The portrait was unveiled in a private ceremony with Attenborough and Royal Society president Sir Adrian Smith on June 25, and then on the BBC through a studio interview with the artist.
The prominent portrait artist has built a long reputation for painting royal figures and other notable celebrities, including Queen Camila, Prince Philip, former prime minister Tony Blair, Rupert Murdoch, and Damien Hirst.
Members of the public interested in seeing the painting of Attenborough will be able to view it at the Royal Society starting on July 2 as part of the national science academy’s summer science exhibition.

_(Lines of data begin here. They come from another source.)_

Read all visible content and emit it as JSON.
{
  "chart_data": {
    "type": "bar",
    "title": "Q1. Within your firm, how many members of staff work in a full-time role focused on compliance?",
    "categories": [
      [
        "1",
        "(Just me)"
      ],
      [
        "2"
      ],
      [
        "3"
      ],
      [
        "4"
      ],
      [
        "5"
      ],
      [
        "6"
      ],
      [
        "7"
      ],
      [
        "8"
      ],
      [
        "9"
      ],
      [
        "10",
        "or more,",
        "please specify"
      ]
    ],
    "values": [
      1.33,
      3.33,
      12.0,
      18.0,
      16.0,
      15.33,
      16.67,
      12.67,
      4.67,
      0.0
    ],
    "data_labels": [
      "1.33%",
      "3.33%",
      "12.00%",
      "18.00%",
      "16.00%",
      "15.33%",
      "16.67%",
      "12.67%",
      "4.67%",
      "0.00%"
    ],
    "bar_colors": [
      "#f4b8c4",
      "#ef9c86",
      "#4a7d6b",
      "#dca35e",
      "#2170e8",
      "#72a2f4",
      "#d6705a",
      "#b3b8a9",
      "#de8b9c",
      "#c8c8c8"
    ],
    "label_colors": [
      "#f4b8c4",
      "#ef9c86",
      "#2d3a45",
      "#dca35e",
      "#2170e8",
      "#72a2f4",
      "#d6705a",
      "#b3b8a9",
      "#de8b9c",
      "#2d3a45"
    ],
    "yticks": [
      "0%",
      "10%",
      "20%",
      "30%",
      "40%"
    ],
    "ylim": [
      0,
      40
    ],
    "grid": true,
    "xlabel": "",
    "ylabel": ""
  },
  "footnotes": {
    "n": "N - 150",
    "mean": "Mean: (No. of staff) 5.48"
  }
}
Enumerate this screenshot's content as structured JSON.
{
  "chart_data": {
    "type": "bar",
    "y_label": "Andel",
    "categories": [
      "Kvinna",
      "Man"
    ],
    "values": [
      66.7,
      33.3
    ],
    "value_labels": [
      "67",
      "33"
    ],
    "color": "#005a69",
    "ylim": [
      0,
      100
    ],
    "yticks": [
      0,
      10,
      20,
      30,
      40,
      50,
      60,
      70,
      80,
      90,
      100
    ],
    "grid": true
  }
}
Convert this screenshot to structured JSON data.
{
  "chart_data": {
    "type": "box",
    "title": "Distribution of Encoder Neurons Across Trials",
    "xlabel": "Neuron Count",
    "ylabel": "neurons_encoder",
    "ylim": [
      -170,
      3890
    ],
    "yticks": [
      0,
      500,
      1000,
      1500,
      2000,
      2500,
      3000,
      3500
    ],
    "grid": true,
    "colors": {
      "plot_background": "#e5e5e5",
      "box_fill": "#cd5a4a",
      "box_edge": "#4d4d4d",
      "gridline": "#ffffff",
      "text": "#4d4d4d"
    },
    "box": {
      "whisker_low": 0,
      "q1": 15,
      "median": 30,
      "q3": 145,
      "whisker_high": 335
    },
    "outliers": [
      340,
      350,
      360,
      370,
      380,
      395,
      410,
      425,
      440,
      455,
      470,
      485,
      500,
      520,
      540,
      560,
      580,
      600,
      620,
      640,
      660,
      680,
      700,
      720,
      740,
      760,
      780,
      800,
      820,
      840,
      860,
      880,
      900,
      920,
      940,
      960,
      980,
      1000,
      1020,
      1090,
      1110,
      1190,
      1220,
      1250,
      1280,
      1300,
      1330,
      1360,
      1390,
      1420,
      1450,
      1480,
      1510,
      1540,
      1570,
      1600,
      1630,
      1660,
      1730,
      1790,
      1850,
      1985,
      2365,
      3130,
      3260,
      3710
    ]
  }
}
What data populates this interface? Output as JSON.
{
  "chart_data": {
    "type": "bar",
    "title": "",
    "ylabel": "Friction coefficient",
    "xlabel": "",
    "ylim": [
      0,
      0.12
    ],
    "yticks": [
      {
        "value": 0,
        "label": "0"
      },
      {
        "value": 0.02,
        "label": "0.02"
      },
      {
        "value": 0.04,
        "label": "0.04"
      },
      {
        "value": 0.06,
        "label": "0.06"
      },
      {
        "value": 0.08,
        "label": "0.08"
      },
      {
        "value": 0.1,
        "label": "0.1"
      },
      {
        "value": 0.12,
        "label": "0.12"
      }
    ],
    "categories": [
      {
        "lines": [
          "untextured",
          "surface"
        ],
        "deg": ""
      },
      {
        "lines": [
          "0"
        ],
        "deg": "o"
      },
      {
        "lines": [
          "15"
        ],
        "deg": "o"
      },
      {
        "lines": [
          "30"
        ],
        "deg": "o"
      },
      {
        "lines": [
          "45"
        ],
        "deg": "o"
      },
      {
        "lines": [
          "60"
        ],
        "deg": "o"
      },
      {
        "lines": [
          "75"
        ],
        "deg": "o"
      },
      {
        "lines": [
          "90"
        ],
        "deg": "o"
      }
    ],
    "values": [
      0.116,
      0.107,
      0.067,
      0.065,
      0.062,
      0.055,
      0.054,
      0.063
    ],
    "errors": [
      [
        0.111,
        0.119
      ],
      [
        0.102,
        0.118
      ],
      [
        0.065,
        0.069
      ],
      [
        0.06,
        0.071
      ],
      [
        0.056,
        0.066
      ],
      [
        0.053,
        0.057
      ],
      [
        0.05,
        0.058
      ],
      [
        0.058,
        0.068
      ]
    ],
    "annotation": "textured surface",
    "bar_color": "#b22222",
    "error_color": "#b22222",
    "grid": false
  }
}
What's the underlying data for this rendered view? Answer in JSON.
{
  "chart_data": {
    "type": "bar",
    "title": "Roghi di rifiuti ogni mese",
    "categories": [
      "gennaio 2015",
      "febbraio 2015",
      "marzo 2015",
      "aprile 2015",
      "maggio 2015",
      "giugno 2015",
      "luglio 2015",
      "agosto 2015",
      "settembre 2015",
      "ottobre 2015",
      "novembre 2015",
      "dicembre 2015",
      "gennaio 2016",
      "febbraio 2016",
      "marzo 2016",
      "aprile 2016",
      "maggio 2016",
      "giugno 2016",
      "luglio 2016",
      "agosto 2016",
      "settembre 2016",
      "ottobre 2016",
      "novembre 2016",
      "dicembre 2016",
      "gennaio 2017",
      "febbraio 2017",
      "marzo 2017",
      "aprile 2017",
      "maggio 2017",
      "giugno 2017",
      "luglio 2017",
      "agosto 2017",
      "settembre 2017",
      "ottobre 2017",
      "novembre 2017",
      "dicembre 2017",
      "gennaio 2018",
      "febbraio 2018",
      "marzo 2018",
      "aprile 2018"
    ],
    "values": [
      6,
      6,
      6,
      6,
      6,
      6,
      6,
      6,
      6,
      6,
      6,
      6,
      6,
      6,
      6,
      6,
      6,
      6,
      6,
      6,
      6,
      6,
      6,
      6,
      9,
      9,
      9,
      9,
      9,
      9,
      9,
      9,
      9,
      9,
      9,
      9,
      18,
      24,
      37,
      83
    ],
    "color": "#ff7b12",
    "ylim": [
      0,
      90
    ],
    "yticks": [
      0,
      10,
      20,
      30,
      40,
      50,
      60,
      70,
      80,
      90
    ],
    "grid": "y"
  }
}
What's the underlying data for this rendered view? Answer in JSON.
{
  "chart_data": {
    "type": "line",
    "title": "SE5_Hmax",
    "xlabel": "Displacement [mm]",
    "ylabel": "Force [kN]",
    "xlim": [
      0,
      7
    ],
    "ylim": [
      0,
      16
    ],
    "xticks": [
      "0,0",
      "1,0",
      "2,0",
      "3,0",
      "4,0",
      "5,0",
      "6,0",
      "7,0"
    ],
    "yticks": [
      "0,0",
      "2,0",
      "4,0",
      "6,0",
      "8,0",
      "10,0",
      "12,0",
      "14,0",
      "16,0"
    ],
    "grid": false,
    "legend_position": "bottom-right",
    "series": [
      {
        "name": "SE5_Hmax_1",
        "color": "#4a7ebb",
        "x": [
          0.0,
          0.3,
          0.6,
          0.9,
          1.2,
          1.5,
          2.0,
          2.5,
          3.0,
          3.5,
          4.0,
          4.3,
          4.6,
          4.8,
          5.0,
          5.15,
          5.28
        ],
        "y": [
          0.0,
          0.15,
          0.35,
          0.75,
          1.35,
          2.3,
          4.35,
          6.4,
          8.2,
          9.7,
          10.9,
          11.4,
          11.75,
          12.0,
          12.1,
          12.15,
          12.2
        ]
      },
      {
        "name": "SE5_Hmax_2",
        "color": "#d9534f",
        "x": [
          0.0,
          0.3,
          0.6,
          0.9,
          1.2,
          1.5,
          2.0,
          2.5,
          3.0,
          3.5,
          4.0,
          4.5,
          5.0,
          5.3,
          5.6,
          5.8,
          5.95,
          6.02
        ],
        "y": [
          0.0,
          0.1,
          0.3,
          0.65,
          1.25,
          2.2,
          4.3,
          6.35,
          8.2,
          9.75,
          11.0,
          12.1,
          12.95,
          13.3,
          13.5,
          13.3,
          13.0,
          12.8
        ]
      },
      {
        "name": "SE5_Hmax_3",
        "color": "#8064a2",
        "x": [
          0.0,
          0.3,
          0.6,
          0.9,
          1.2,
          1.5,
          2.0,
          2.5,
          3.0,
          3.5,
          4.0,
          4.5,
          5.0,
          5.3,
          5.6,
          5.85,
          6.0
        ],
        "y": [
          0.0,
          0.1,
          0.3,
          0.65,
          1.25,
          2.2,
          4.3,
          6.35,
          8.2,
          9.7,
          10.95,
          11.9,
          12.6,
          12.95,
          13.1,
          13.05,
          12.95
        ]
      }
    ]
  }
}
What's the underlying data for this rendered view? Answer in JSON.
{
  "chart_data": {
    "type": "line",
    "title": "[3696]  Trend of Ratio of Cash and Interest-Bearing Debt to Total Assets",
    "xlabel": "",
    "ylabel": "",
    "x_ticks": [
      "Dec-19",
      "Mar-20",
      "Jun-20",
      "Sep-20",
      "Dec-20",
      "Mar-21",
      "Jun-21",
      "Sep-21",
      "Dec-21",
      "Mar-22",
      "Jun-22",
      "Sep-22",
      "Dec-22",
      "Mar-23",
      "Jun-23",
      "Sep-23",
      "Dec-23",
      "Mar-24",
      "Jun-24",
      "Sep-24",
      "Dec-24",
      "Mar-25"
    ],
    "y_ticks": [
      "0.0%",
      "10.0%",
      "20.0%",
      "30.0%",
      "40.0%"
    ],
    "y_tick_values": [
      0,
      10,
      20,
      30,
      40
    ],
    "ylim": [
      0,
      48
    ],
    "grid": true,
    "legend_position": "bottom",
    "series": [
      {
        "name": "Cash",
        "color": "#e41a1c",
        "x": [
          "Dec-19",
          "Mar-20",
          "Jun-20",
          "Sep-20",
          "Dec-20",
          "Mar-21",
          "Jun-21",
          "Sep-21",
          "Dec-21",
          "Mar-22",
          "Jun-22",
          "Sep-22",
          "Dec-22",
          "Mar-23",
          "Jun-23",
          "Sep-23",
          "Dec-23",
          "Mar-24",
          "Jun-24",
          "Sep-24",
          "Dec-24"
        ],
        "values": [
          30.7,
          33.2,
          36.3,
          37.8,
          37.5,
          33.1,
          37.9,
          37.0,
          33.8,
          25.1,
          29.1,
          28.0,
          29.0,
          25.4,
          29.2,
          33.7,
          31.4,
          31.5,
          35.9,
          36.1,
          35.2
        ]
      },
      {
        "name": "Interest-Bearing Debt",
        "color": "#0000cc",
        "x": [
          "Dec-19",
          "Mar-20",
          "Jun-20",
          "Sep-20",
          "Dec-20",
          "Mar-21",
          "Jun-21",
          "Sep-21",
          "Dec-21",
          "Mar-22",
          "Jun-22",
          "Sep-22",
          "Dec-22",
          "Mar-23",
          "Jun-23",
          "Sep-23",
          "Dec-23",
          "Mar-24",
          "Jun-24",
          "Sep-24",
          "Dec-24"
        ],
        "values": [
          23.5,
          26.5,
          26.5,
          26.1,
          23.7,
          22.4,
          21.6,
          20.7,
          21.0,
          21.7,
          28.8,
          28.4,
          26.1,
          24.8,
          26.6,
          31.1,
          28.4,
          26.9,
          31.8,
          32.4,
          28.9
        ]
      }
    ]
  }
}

Yeo recently made headlines for his official portrait of King Charles III, which was widely panned. The seven-and-a half-foot-tall painting portrays the monarch in the uniform of the Welsh Guards, holding a sword in his hand and directly facing the viewer. Most of the painting, except for the King’s pensive face and hands, are detailed in an array of mottled reds and pinks. There is a monarch butterfly above the King’s left shoulder.
Writer Danielle Cohen suggested in the Cut that “Charles’s face is like a disembodied specter of death floating between violent brushstrokes.” Opinions on social media were even more blunt, with some saying that the work seemed to represent the “Archdemon of Hell” or Satan, or that Charles was “bathing in blood” or “surrounded by the spilled blood of the British Empire.”